Perhaps this is a familar scene to you: The starting line looms a mere 12-14 hours away. You're sitting around the dining room table. The pasta and red sauce are steaming. The water glasses are full. The conversation is flowing. But what do well-tapered runners with too much energy and anxiety discuss the night before a race (or really over any social gathering involving the fleet of feet)? We talk about our training.
I found myself in this position before the Army 10-miler with some friends. To non-runners, this might seem dreadful, so much so that bamboo shoots under the fingernails may appear more pleasant. I remember Joel McHale making some comment on the Soup about his friends boring others with their marathon training tales *sigh*. But I love these conversations. Picture the scene from Once a Runner prior to the Wannamaker Mile when Bruce Denton and Frank Shorter are trading training stories...only less cool and much slower.

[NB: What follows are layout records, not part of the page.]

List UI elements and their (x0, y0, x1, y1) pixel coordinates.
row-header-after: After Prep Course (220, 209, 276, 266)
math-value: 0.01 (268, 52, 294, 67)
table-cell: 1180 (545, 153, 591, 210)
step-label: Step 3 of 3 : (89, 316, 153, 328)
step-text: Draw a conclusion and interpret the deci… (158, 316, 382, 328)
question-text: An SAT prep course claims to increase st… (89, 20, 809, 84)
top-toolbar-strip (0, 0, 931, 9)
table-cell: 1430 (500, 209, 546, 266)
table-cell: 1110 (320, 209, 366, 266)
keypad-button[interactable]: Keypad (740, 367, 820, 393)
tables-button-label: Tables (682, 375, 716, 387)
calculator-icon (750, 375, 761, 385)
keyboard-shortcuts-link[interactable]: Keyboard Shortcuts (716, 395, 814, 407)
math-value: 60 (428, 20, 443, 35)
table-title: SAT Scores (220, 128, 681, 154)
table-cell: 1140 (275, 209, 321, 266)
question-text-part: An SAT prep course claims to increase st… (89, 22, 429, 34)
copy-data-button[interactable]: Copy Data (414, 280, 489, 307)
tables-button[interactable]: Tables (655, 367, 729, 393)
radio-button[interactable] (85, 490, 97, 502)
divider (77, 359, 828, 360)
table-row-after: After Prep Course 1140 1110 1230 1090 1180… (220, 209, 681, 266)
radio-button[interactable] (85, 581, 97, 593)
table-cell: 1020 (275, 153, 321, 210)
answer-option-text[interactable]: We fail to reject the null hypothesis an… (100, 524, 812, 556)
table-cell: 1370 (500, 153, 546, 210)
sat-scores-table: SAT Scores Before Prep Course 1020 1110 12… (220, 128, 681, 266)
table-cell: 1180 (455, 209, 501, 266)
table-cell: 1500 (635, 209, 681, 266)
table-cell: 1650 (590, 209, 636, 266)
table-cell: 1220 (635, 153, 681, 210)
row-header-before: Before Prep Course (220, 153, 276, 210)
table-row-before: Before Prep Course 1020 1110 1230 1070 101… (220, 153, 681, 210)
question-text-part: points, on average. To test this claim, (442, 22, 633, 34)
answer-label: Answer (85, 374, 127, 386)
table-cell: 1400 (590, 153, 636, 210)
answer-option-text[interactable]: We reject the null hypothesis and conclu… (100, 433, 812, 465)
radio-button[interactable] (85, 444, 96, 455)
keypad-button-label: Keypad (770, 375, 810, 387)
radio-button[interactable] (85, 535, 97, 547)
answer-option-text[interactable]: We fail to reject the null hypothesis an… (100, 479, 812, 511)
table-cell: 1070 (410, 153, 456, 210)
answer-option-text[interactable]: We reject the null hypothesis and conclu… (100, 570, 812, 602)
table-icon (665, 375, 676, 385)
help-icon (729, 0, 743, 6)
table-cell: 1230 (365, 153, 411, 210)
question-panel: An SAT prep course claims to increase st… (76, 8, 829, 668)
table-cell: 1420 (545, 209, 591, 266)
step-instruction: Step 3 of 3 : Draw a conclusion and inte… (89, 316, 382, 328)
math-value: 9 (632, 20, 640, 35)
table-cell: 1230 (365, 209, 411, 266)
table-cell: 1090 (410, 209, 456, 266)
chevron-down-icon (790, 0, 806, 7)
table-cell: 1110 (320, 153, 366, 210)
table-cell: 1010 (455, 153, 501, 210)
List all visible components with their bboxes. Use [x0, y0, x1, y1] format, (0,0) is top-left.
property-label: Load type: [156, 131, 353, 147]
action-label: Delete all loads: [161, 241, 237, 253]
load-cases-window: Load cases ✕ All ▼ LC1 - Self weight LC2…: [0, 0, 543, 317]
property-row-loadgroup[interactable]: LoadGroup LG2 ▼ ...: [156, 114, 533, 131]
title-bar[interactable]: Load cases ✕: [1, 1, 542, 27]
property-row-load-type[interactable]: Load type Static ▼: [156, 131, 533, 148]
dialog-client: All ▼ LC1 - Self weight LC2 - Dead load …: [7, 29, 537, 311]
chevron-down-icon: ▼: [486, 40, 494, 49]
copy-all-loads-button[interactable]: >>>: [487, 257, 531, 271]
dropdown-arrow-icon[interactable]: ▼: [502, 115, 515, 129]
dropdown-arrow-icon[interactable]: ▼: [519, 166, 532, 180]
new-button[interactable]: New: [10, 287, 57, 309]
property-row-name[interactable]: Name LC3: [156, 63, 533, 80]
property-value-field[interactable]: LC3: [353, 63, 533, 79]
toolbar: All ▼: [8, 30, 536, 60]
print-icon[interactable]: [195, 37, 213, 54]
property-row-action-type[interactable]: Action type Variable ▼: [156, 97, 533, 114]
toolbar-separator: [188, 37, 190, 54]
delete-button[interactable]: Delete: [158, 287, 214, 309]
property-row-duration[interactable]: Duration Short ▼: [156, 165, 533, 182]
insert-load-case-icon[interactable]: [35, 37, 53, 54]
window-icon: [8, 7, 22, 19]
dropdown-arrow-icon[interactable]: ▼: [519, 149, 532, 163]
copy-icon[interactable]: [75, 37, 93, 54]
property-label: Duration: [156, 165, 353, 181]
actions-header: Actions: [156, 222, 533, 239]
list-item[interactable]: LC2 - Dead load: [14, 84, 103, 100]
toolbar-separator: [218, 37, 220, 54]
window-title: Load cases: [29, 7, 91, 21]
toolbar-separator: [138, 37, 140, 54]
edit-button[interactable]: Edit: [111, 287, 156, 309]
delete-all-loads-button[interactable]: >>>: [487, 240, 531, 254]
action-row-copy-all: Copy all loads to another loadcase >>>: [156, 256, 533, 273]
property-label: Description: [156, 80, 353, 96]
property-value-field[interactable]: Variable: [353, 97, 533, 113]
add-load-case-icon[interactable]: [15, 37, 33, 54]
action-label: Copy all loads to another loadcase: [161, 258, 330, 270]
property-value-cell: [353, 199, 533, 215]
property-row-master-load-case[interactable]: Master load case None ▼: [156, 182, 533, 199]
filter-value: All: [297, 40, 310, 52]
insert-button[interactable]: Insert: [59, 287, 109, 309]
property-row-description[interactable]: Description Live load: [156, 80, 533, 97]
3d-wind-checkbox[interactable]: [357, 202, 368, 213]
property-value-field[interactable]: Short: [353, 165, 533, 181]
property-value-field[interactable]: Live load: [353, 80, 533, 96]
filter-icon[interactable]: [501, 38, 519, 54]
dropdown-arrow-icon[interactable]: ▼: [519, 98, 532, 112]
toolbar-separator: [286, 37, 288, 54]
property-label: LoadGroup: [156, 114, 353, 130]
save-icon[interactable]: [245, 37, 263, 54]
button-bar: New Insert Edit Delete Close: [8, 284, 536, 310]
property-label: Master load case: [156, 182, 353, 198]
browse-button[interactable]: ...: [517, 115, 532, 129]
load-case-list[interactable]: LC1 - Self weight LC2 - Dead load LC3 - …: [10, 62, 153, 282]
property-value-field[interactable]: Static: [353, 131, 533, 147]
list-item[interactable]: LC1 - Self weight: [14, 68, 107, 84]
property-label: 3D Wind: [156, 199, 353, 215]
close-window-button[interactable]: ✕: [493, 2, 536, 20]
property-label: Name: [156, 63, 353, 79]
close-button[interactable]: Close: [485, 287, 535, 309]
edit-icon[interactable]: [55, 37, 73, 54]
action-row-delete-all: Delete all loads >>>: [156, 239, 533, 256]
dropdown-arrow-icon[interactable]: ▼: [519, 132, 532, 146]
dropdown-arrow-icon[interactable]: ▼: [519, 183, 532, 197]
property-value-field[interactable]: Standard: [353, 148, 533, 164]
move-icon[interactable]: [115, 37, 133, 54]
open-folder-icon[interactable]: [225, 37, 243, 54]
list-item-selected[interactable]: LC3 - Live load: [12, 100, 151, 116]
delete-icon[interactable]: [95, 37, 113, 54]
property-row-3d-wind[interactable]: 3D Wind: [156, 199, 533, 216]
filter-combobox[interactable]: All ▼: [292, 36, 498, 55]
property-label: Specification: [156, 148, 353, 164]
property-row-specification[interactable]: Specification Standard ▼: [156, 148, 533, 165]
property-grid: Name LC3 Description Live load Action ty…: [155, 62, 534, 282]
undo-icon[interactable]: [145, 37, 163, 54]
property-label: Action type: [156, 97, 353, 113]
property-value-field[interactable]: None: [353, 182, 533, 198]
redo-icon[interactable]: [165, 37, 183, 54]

I always want to hear about how my friends and fellow runners are training, what they're eating (or not eating), and outlook for the next race, especially if we're toeing the line together. As I've mentioned in a previous post, we all arrive at that starting line from different places and for different reasons, and I love hearing about how people got there. It was over this meal when my friend brought out her new garmin watch, and her fiancee stopped the conversation whilst chuckling to himself. "What's so funny?" she asked.
"Runners," he said. "I can't believe how much we're geekin' out tonight on this stuff. It's great."
Where am I leading you with this, you may be asking? Well, my fantastic parents indulged me this year and purchased a 16-week training plan put together by Greg McMillan to get me to the starting line in Hopkinton in April. I've been on the hunt for what training program I'd use. To get to the Vermont starting line, I used the Runner's World SmartCoach, and that worked very well - I qualified afterall. But since adding the variety of workouts to my plate over the last 10-weeks, I wanted something a bit more sophisticated and customized.
Once my dad gave me the green light, I had hit purchase mere seconds after hanging up the phone with him. Waiting in my inbox the next day was a seven page questionnaire asking about me, my running background, current training (over the past 16 weeks), upcoming goals, race I was prepping for, and on and on. It was intense and took me all weekend to fill out.
When I sent it back in on Monday morning, I eagerly checked my mail each time I saw I had a new message. Of course, this morning became the one morning I hadn't thought about it (a little banged up after a holiday party last night), and it had arrived.
I haven't gone through each workout yet. We'll file that under "Awesome Friday night plans while waiting for your wife to get home with her mother." But, that is actually my plan tonight, particularly because it came with a seven page document explaining the workouts, a nutrition guide, marathon specific runs...and more.
To say I'm excited (and geekin' out) would be the understatement of the week (considering how some of this week went). The bonus is that my dad and uncle will geek out with me as well on this. After opening the program, the next move was to hit the forward button. There's already a Sunday night phone call planned to discuss.
Readers and followers of this blog will recall how I like a good plan, and training plans have become a staple. There was a Mark Remy blog post earlier this year following a marathon he ran over one weekend. A coworker asked if he wanted to go for a run and it paralyzed him. Without a plan, who will tell him how far to run, how fast, and what type of run it should be? All valid questions.
With one week to go on my pre-buildup program, I started getting antsy. But now, I can sleep easy knowing that the next 16-weeks of my life will be planned out (running-wise that is), and it will be there for me, tacked to the fridge, each time I go into the kitchen.
Speaking of, it's time to eat! That's what happens when your boss let's you work a half day and you squeeze in an impromptu 12-miler since it's supposed to snow 10-20 inches this weekend. I say let it snow...and I'll see you on the golf course. If anyone needs me, I'll be geekin' out tonight with my shiny new training program!